« Chapitre 84 : Central Park »

1.7K 101 27
                                    

   John Shelby n'est pas miraculeusement revenu à la vie ce jour-là. Ni celui d'après, ni la semaine suivante.

   Je n'ai pas revu Esme depuis. Selon les dires de Johnny Dogs, elle est partie avec son fils rejoindre les Lee Dieu sait où. Une partie de moi est soulagée de ne pas avoir à lui parler après ce que j'ai fait à son mari, et une partie de moi se déteste de penser comme ça.
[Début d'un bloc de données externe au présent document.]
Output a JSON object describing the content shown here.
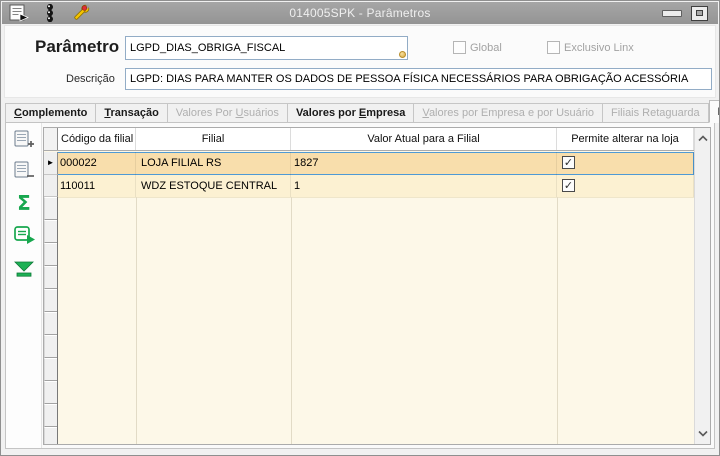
{
  "window": {
    "title": "014005SPK - Parâmetros"
  },
  "titlebar": {
    "icons": [
      "form-arrow-icon",
      "traffic-light-icon",
      "wrench-icon"
    ],
    "buttons": [
      "minimize-button",
      "maximize-button"
    ]
  },
  "form": {
    "parametro_label": "Parâmetro",
    "parametro_value": "LGPD_DIAS_OBRIGA_FISCAL",
    "descricao_label": "Descrição",
    "descricao_value": "LGPD: DIAS PARA MANTER OS DADOS DE PESSOA FÍSICA NECESSÁRIOS PARA OBRIGAÇÃO ACESSÓRIA",
    "global_label": "Global",
    "global_checked": false,
    "exclusivo_label": "Exclusivo Linx",
    "exclusivo_checked": false
  },
  "tabs": [
    {
      "pre": "",
      "accel": "C",
      "post": "omplemento",
      "state": "enabled"
    },
    {
      "pre": "",
      "accel": "T",
      "post": "ransação",
      "state": "enabled"
    },
    {
      "pre": "Valores Por ",
      "accel": "U",
      "post": "suários",
      "state": "disabled"
    },
    {
      "pre": "Valores por ",
      "accel": "E",
      "post": "mpresa",
      "state": "enabled"
    },
    {
      "pre": "",
      "accel": "V",
      "post": "alores por Empresa e por Usuário",
      "state": "disabled"
    },
    {
      "pre": "",
      "accel": "",
      "post": "Filiais Retaguarda",
      "state": "disabled"
    },
    {
      "pre": "",
      "accel": "",
      "post": "Filiais Loja",
      "state": "active"
    }
  ],
  "grid": {
    "columns": [
      "Código da filial",
      "Filial",
      "Valor Atual para a Filial",
      "Permite alterar na loja"
    ],
    "rows": [
      {
        "codigo": "000022",
        "filial": "LOJA FILIAL RS",
        "valor": "1827",
        "permite": true,
        "selected": true
      },
      {
        "codigo": "110011",
        "filial": "WDZ ESTOQUE CENTRAL",
        "valor": "1",
        "permite": true,
        "selected": false
      }
    ]
  },
  "toolbar": {
    "buttons": [
      "add-record-button",
      "delete-record-button",
      "sum-button",
      "execute-button",
      "last-record-button"
    ]
  },
  "icons": {
    "checkmark": "✓",
    "row_pointer": "►",
    "sum_glyph": "Σ"
  },
  "colors": {
    "titlebar": "#9B9B9B",
    "selected_row": "#F8DEAC",
    "row_alt": "#FCF1D2",
    "grid_empty": "#FDF8E8",
    "selection_border": "#4E9AD5",
    "toolbar_green": "#17A74E",
    "input_border": "#92ACC6",
    "disabled_text": "#AFAFAF",
    "wrench_yellow": "#F5C400",
    "wrench_dot_red": "#E03131"
  }
}
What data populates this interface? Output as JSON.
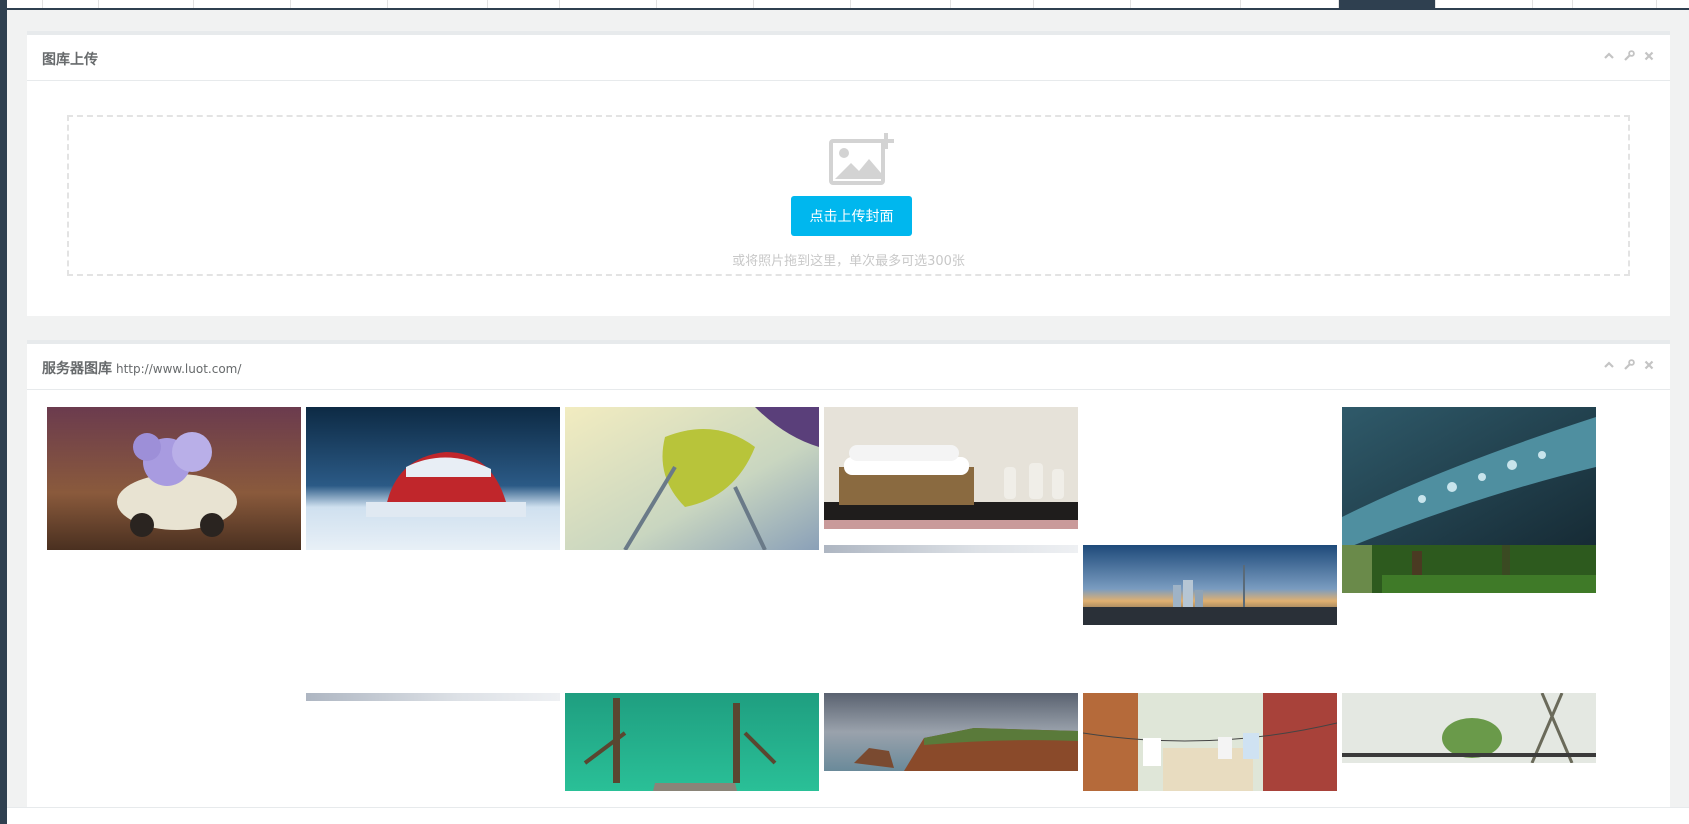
{
  "upload_panel": {
    "title": "图库上传",
    "button_label": "点击上传封面",
    "hint": "或将照片拖到这里，单次最多可选300张"
  },
  "gallery_panel": {
    "title": "服务器图库",
    "url": "http://www.luot.com/"
  },
  "colors": {
    "accent": "#00b7ee",
    "sidebar": "#2f4050"
  },
  "icons": [
    "chevron-up-icon",
    "wrench-icon",
    "close-icon",
    "image-add-icon"
  ]
}
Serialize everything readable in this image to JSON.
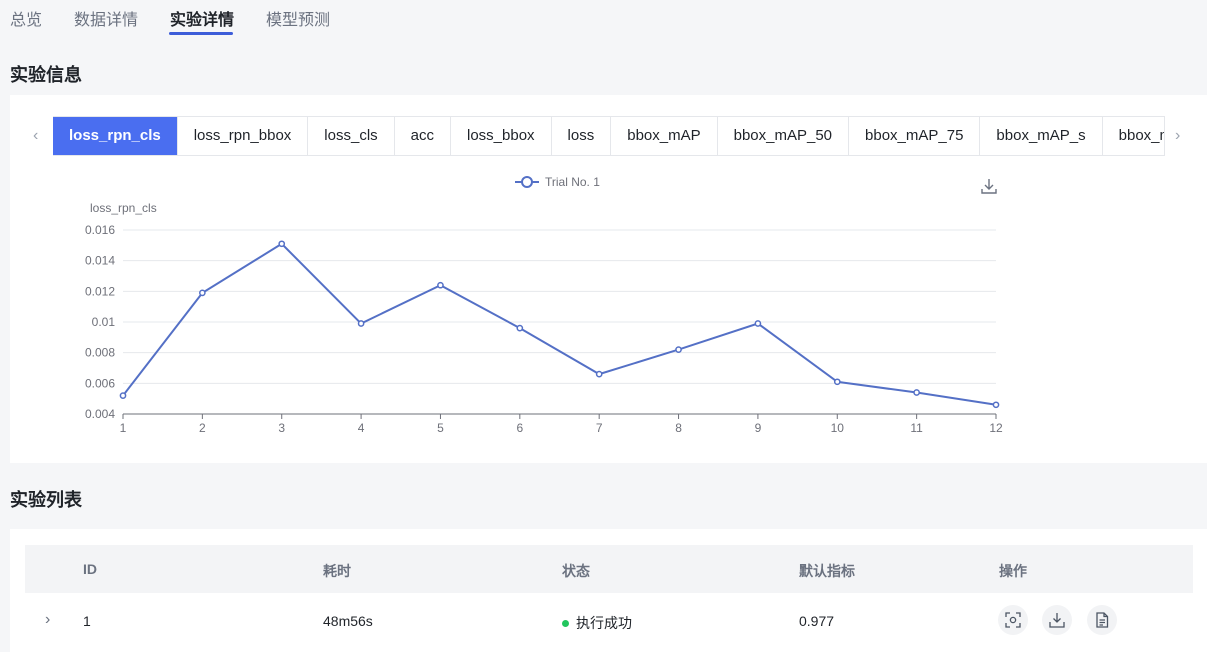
{
  "top_tabs": [
    {
      "label": "总览",
      "active": false
    },
    {
      "label": "数据详情",
      "active": false
    },
    {
      "label": "实验详情",
      "active": true
    },
    {
      "label": "模型预测",
      "active": false
    }
  ],
  "experiment_info": {
    "title": "实验信息"
  },
  "metric_tabs": [
    "loss_rpn_cls",
    "loss_rpn_bbox",
    "loss_cls",
    "acc",
    "loss_bbox",
    "loss",
    "bbox_mAP",
    "bbox_mAP_50",
    "bbox_mAP_75",
    "bbox_mAP_s",
    "bbox_mAP_m"
  ],
  "active_metric_index": 0,
  "chart_data": {
    "type": "line",
    "ylabel": "loss_rpn_cls",
    "x": [
      1,
      2,
      3,
      4,
      5,
      6,
      7,
      8,
      9,
      10,
      11,
      12
    ],
    "y_ticks": [
      "0.004",
      "0.006",
      "0.008",
      "0.01",
      "0.012",
      "0.014",
      "0.016"
    ],
    "ylim": [
      0.004,
      0.016
    ],
    "series": [
      {
        "name": "Trial No. 1",
        "values": [
          0.0052,
          0.0119,
          0.0151,
          0.0099,
          0.0124,
          0.0096,
          0.0066,
          0.0082,
          0.0099,
          0.0061,
          0.0054,
          0.0046
        ]
      }
    ],
    "grid": true,
    "legend": "top-center",
    "color": "#5470c6"
  },
  "experiment_list": {
    "title": "实验列表",
    "columns": [
      "ID",
      "耗时",
      "状态",
      "默认指标",
      "操作"
    ],
    "rows": [
      {
        "id": "1",
        "duration": "48m56s",
        "status": "执行成功",
        "metric": "0.977"
      }
    ]
  }
}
   Je n'ai pas reparlé à Olivia depuis. Je suis sortie de l'hôpital un peu avant elle et je voulais aller lui rendre visite, mais Ada m'a gentiment fait comprendre qu'Olivia ne souhaitait pas revoir un Shelby ou un Gray de sitôt et que je suis inclue dans cette dernière catégorie.

   Et comment lui en vouloir? Si elle n'avait pas été ma colocataire, ni elle, ni son petit Joshua ne se seraient retrouvés au beau milieu d'une vendetta.  A nouveau, je suis partiellement attristée d'avoir perdu une amie, mais d'un autre côté, je ne peux m'empêcher d'être contente de ne pas avoir à l'affronter. 

   Je n'ai pas envie d'affronter qui que se soit. J'ai juste envie de me cacher jusqu'à la fin de mes jours. 

   Lorsque je suis sortie de l'hôpital, je suis restée pendant quelques jours chez Michael à Arrow House. D'une part, pour pouvoir mettre le plus de distance possible entre moi et Londres, ce maudit entrepôt et ce parking en graviers qui me hantera jusqu'à la fin des temps. Et d'autre part parce que c'est ce que Michael a proposé et que j'étais beaucoup trop à côté de la plaque pour pouvoir réfléchir.

   Et je le suis encore - à côté de la plaque, je veux dire. Mais pas autant que les premiers jours, quand la docteur m'avait prescrit un nombre incalculable d'anxiolytiques et que c'est à peine si j'arrivais à marcher droit. 

   Je suis encore dans les choux, mais au moins maintenant j'arrive à marcher droit.

   Je ne sais pas comment j'aurais fait sans Michael. Les premiers jours de retour à Arrow House, je les ai passés accrochée plus ou moins littéralement à Michael du matin jusqu'au soir. Il a écrasé mes médicaments en petits morceaux pour que je puisse les manger avec de la compote parce que je n'arrivais pas à les avaler en gélule, il m'a aidé à me laver les cheveux dans le lavabo de la salle de bains et à démêler mes cheveux complètement emmêlés après mon séjour à l'hôpital.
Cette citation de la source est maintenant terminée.